KNA: Bischof Kozon, am Dienstag hat das dänische Parlament strengere Asylgesetze beschlossen - Vermögen von Flüchtlingen können eingezogen werden, der Familiennachzug wird erschwert. Wie schätzen Sie die neue Lage ein?
Kozon: Ich habe bei diesem Gesetz sehr große Bedenken, denn es mangelt ihm an Respekt vor den Flüchtlingen. Wer vorläufig in Dänemark leben darf, der kann seine Familie künftig erst nach drei Jahren nachholen. Das trifft doch vor allem die Kinder dieser zerrissenen Familien hart, sie sind eigentlich auf beide Elternteile angewiesen.
KNA: Dänemark galt einmal als weltoffen, jetzt kritisieren sogar die Vereinten Nationen das Land.
Kozon: Wir Dänen sind eigentlich gastfreundlich, aber in den letzten Jahren hat sich die politische Stimmung zugespitzt: Viele Menschen haben Furcht vor islamistischem Terror, vor dem Verlust ihres Wohlstandes und vor dem vermeintlichen Niedergang der dänischen Kultur. Mit dieser Angst spielen einige Parteien bei uns, auch aus taktischen Gründen, weil sie die Wählerstimmen der Leute nicht verlieren wollen.
KNA: Verstehen Sie die Angst Ihrer Landsleute?
Kozon: Man darf natürlich fragen, wie wir die Integration schaffen können.

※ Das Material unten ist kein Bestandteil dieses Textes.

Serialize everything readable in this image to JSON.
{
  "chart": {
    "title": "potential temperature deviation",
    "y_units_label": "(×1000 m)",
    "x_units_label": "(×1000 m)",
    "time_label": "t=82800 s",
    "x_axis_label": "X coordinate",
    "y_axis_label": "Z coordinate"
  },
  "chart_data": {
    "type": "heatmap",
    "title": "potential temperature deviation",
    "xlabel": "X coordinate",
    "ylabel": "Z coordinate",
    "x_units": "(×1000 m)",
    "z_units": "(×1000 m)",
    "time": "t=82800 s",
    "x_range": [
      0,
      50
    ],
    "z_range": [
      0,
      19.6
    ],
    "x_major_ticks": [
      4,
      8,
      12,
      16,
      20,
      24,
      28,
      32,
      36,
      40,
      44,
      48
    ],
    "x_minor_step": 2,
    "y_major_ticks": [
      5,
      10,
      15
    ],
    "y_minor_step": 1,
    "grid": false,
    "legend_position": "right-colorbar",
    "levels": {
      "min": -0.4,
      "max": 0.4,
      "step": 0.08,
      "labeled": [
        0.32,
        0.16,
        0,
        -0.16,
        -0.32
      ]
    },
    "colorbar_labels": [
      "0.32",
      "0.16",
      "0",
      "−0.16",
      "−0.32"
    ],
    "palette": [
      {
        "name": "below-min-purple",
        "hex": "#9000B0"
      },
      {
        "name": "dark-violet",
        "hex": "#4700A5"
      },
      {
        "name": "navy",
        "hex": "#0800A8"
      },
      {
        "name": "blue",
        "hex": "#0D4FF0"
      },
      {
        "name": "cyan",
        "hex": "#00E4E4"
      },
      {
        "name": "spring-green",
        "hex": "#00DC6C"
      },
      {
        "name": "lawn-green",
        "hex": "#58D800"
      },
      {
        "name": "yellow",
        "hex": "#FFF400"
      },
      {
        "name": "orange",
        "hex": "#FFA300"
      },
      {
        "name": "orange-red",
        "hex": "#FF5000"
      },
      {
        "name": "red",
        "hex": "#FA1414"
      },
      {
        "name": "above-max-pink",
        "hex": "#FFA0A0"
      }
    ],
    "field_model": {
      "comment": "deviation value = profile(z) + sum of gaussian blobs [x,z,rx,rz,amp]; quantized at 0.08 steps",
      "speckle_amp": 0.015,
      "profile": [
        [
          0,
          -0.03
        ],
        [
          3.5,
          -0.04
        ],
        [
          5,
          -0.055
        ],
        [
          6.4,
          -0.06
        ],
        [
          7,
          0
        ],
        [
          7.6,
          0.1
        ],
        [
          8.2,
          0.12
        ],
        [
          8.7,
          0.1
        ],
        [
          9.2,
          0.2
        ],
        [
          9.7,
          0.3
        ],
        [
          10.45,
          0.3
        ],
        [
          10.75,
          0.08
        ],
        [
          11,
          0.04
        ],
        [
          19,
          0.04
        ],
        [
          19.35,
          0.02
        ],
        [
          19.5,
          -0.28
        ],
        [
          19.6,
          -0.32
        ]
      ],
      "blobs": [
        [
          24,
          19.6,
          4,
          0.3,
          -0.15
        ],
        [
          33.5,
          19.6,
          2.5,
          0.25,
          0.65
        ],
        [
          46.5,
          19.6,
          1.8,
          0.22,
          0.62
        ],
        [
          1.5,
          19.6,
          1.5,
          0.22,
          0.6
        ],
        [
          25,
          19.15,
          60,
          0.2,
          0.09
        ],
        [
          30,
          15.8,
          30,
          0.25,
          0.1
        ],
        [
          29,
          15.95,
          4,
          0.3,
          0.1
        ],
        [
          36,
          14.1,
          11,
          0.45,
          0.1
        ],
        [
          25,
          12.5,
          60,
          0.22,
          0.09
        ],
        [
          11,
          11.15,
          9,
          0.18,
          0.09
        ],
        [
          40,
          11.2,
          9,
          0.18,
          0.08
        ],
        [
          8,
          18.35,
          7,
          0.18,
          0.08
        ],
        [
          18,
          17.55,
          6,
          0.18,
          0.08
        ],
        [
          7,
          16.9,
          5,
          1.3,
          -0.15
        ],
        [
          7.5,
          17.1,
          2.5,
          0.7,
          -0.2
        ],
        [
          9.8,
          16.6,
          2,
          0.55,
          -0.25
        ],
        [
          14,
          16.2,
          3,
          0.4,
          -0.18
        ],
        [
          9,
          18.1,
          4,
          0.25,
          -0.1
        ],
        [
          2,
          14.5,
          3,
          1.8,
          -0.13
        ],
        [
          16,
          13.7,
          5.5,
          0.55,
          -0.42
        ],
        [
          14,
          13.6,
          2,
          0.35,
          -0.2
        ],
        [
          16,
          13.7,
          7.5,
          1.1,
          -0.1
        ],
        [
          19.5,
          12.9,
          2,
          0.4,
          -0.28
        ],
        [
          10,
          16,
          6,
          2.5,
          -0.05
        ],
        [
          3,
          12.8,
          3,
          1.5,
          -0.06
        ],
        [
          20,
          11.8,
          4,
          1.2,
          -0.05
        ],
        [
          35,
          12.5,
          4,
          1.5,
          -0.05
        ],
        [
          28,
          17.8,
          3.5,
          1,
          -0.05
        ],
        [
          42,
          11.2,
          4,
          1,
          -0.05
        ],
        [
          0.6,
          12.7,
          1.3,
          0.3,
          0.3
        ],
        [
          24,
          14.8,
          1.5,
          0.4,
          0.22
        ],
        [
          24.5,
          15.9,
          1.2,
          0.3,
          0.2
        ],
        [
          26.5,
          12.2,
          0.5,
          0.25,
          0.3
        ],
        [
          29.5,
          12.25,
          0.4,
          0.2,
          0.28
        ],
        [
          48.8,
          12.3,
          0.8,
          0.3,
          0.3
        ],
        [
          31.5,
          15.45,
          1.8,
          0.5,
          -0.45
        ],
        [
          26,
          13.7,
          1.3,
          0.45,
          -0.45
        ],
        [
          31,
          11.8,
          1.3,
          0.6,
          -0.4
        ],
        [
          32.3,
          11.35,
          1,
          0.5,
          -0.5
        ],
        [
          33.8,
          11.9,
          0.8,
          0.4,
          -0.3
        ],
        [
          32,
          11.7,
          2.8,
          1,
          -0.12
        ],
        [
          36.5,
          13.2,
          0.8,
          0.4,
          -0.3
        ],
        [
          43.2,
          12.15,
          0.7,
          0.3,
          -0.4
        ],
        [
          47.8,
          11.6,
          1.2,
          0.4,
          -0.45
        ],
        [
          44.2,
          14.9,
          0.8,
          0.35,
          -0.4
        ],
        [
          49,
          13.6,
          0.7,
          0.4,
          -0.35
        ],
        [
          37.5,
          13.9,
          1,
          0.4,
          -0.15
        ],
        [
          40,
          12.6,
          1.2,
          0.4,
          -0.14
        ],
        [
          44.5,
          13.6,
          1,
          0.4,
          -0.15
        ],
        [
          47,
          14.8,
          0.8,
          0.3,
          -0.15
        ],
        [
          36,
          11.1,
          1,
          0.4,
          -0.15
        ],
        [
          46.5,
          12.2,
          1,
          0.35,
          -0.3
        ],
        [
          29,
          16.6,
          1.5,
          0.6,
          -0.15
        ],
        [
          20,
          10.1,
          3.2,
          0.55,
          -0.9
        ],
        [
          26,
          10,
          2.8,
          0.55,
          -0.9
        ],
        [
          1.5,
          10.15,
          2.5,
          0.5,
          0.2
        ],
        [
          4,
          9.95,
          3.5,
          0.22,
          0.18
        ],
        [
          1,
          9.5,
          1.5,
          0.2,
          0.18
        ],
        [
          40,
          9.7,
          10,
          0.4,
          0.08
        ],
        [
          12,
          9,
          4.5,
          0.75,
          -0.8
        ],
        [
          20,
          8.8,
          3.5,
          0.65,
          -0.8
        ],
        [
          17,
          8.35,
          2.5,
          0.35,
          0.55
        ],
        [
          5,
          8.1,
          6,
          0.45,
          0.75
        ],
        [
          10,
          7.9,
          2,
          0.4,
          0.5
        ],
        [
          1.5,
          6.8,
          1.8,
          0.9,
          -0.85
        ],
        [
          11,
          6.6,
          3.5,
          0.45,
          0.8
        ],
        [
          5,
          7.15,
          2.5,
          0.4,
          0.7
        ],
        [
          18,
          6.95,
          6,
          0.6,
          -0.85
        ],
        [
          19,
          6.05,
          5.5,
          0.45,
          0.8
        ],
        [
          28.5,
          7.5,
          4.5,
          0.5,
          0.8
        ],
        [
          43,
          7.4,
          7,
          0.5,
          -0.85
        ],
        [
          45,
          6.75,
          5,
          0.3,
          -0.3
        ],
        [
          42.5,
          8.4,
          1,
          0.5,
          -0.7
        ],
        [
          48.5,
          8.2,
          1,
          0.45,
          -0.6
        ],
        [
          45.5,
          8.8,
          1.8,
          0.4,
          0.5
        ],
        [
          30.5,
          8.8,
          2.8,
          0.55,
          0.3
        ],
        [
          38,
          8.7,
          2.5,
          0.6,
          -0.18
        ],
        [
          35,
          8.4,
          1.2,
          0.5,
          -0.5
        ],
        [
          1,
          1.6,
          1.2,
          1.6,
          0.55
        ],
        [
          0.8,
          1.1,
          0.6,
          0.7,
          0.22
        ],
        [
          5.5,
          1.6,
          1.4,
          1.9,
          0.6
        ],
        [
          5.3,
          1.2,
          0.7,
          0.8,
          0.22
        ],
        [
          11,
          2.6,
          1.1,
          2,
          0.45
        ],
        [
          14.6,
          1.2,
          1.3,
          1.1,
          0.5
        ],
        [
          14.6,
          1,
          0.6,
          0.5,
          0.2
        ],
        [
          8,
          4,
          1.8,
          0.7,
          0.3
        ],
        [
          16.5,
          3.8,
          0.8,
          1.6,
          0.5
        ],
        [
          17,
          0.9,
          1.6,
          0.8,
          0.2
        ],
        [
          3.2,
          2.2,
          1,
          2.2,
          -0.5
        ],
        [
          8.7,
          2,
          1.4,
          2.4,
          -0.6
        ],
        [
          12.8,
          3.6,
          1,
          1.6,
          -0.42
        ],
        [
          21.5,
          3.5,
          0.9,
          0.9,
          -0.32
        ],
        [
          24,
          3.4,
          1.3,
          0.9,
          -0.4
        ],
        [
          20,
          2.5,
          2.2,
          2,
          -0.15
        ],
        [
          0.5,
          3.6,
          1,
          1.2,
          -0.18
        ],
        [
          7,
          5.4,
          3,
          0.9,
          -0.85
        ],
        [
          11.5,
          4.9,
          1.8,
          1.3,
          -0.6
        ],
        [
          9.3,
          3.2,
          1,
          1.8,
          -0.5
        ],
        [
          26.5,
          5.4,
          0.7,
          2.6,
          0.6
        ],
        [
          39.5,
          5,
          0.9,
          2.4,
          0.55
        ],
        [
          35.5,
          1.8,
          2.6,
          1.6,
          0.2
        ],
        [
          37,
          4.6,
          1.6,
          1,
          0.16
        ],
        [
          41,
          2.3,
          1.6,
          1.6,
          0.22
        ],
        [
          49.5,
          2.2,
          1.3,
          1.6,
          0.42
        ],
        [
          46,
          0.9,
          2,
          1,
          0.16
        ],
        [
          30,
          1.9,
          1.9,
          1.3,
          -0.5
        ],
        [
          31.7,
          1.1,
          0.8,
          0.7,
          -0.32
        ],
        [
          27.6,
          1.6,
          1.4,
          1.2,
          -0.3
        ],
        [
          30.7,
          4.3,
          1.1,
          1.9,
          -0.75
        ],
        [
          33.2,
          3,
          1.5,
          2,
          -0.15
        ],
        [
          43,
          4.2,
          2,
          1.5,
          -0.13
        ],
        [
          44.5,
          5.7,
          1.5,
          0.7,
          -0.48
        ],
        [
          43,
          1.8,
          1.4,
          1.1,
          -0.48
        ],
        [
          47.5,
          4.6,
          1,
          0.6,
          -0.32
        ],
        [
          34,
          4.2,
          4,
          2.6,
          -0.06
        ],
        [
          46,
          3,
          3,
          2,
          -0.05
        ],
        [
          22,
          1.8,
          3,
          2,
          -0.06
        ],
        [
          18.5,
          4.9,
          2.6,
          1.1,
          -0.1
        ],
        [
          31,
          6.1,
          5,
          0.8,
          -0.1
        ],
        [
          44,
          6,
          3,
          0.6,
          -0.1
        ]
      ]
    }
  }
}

Aber die bessere Frage wäre: Wie können wir mit den Mitteln, die uns zur Integration zur Verfügung stehen, so viel wie möglich stemmen? Wir sollten nicht schauen, was wir nicht können oder nicht wollen, sondern wir sollten so großzügig sein, wie es uns irgend möglich ist, um den Flüchtlingen das Ankommen zu ermöglichen.
KNA: Unter den Katholiken Dänemarks sind viele Zugewanderte. Gibt es deshalb größeres Verständnis für Menschen, die jetzt ihre Heimatländer verlassen?
Kozon: Es ist eine Tatsache, dass unter den dänischen Katholiken viele Einwanderer sind, aber es ist auch eine Tatsache, dass manche Einwanderer nach einer gewissen Zeit selbst einwanderungskritisch werden. Wir Katholiken sind eine Minderheit in Skandinavien - aber wir spiegeln die zerrissene öffentliche Meinung in den Flüchtlingsfragen dennoch wider.
Das Interview führte Christina Rietz.